Pecan shelling quaility: Genetic links

Kanza 2017
    One of the reasons Kanza has become a popular pecan cultivar among consumers is that it shells out so well.  After cracking Kanza nuts in a mechanical cracker then blowing out the shells with a single stage air leg, Kanza yields a high percentage of free kernel halves (photo above). Once all the free halves are separated out, it is very easy to remove attached shell fragments to extract the rest of the kernels.

Major 2017
     I've been cracking several cultivars in my Savage air-cracker and have come to the conclusion that the shelling quality of Kanza nuts is probably inherited from its Major parent (Kanza resulted from a cross of Shoshoni and Major). The photo above shows a sample of Major nut processed using the same equipment I used to crack my Kanza crop.  Even with a thicker shell, Major nuts crack out cleanly producing a large number of free halves. This got me thinking.

USDA 64-4-2
    I grabbed a sample of  USDA 64-4-2  which originated from a cross of Choctaw and Major. Cracking and blowing this sample yielded a high percentage of free halves. Nuts of 64-4-2 are not as round as Major or Kanza but the shelling quality was impressive.   

KT143
    Next, I cracked a sample KT143, a  selection from my breeding project that originated from a cross of Pawnee and Major. Once again, I found excellent shelling quality.
    Kanza, USDA 64-4-2, and KT143 share one thing in common. All three cultivars have Major as their female parent. And after looking at my cracked sample of Major, I'm convinced it is Major parentage that makes these pecan cultivars such good crackers. I'm also convinced that producing pecan cultivars that are easy to shell will make my customers for cracked pecans very happy and willing to pay a premium these nuts.

Thursday, December 7, 2017

Same seed source--big differences in rootstock growth

   When we were harvesting a cultivar trial, I came across a plot of four Major trees that were fairly uniform in size and all bearing a good crops (photo at right). These trees were field grafted back in 1985 to Giles seedling rootstock trees. The grafts were placed at 18-24 inches above the soil surface and after 30+ years you can still see the graft union on each tree (note the abrupt change in bark texture).
  
    As I walked down the tree row, I noticed significant differences in the diameter of the rootstock as compared to the trunk diameter of the scion (photos above).

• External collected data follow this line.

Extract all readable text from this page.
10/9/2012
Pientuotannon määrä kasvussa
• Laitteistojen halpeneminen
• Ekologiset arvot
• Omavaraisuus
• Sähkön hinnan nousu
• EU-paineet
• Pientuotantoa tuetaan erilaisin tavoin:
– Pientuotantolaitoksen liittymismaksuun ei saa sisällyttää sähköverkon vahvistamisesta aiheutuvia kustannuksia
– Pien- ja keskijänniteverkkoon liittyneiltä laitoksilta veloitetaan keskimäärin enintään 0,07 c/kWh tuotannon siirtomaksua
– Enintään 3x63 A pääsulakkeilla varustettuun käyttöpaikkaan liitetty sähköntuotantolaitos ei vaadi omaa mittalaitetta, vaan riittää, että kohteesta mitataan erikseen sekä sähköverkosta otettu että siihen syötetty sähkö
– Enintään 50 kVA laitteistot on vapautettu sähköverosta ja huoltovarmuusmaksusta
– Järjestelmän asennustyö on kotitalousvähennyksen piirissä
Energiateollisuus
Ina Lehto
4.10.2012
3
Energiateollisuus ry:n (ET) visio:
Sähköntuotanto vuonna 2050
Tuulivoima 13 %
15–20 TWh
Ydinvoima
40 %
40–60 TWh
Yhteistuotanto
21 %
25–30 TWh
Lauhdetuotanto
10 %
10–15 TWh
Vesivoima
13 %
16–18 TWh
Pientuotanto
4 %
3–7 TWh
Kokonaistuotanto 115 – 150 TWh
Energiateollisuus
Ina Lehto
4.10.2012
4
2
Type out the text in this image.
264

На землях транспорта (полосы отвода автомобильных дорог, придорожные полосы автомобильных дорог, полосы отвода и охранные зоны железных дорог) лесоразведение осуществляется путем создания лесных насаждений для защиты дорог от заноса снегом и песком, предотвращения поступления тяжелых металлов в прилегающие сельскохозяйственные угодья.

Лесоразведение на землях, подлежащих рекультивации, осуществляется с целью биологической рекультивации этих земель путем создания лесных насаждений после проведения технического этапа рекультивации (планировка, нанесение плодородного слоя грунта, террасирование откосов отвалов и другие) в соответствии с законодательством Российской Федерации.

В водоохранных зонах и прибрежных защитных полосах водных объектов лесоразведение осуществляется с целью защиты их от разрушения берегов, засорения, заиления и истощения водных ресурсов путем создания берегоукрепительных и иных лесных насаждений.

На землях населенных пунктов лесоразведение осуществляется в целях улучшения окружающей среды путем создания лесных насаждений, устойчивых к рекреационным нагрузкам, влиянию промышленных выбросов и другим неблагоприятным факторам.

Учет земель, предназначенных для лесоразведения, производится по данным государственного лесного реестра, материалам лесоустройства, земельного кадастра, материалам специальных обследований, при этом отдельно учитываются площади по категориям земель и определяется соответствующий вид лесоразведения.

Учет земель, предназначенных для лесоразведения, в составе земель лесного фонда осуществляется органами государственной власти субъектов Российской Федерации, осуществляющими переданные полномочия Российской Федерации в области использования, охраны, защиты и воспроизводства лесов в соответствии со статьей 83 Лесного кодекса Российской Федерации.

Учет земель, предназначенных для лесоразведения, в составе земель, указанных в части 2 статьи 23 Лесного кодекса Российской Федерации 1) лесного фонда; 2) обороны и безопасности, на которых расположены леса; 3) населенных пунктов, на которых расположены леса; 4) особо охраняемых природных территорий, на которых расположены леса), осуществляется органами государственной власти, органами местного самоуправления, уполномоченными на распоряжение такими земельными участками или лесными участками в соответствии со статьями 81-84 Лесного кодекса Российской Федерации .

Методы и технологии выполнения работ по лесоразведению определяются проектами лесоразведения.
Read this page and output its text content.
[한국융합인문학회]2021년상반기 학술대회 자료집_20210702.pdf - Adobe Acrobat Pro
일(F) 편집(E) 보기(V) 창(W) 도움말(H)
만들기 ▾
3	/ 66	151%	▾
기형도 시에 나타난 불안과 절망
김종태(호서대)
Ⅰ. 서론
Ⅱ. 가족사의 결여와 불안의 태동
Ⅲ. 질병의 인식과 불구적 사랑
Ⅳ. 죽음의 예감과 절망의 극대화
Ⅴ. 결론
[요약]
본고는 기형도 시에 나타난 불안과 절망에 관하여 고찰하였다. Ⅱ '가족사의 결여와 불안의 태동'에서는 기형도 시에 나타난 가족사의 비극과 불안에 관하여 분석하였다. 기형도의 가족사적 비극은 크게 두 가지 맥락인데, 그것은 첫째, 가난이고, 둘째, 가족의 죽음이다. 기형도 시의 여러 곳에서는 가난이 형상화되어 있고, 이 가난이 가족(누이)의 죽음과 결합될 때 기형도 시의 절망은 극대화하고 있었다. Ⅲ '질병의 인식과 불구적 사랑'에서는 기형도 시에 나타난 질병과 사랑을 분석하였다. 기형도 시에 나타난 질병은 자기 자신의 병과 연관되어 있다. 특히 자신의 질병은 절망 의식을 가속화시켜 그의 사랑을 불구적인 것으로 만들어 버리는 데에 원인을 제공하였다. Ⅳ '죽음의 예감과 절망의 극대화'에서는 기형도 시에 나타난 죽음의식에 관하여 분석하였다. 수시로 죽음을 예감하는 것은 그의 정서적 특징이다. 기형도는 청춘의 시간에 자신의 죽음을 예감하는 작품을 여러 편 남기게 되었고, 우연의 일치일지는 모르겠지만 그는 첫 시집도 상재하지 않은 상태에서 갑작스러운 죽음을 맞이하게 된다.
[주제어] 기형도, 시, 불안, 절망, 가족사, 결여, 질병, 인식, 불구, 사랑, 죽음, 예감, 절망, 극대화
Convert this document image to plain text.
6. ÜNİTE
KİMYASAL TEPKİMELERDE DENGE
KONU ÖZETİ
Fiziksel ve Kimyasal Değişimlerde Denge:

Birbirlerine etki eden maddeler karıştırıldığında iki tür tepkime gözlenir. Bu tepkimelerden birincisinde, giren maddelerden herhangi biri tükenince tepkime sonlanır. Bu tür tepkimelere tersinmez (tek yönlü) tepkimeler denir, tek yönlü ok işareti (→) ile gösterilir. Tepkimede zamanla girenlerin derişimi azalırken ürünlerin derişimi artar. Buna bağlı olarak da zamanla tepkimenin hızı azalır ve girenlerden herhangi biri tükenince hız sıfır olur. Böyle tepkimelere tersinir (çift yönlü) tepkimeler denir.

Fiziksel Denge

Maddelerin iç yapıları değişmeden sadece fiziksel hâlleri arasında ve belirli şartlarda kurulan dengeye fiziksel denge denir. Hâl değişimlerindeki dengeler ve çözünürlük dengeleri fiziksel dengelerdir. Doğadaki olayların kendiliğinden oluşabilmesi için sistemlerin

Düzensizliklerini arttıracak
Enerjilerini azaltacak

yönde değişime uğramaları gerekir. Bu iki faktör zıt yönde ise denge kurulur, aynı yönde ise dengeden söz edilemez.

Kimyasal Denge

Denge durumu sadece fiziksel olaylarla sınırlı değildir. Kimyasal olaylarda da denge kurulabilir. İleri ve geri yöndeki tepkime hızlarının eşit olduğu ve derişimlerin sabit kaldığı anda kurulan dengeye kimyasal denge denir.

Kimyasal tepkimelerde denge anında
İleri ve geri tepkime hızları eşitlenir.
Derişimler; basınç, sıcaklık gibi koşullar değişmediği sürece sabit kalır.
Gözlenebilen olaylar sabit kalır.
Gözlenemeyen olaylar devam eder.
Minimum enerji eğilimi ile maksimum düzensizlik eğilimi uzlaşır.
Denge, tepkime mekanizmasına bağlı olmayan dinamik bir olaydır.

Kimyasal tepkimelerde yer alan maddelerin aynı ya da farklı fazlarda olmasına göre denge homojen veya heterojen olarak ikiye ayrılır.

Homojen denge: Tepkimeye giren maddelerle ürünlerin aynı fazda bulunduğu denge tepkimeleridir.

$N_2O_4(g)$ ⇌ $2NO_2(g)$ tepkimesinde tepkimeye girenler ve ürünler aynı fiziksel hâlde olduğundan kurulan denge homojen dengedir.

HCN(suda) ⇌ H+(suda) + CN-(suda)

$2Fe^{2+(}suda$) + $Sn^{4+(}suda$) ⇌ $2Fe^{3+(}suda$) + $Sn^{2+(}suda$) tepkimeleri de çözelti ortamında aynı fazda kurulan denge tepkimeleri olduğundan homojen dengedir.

For tree "A", the Giles rootstock has over-grown the Major scion. Tree "B" has a smooth transition between rootstock and scion. Trees "C" and "D" are more typical of trees grafted with a Major top--the scion overgrows the rootstock.
    Major is a vigorous growing tree, often producing the largest tree in a planting of several cultivars. That's why it so common to find Major scions overgrowing their rootstock. However, I wanted to show you these photos to make two points. First, no matter the seed source for the rootstock, there will always be variation in growth among rootstock trees. Each pecan rootstock tree has a unique genetic composition created by a known mother (in this case Giles) and a unknown father (pollen blown to the stigma on a puff of wind). This variation may cause differences in the appearance of a graft union but it appears to have little impact on the scion's performance and yield.
    The second point I wanted to make is that is not that critical to plant a particular seed source to grow rootstock trees. In northern pecan areas, you should use seed from either local native trees or nuts produced by a northern cultivar. The resulting trees will have the best cold hardiness for your location.  Many years ago, we had some Giles trees growing at the research station that had been propagated by a southern nursery that used a southern pecan cultivar for growing their rootstock trees. In 1989, temperatures dropped to -26 F (-32 C) in mid-December.  The Giles tops survived the cold but the rootstock portion of the tree was killed by the cold. With a dead root system, these tree had to be removed.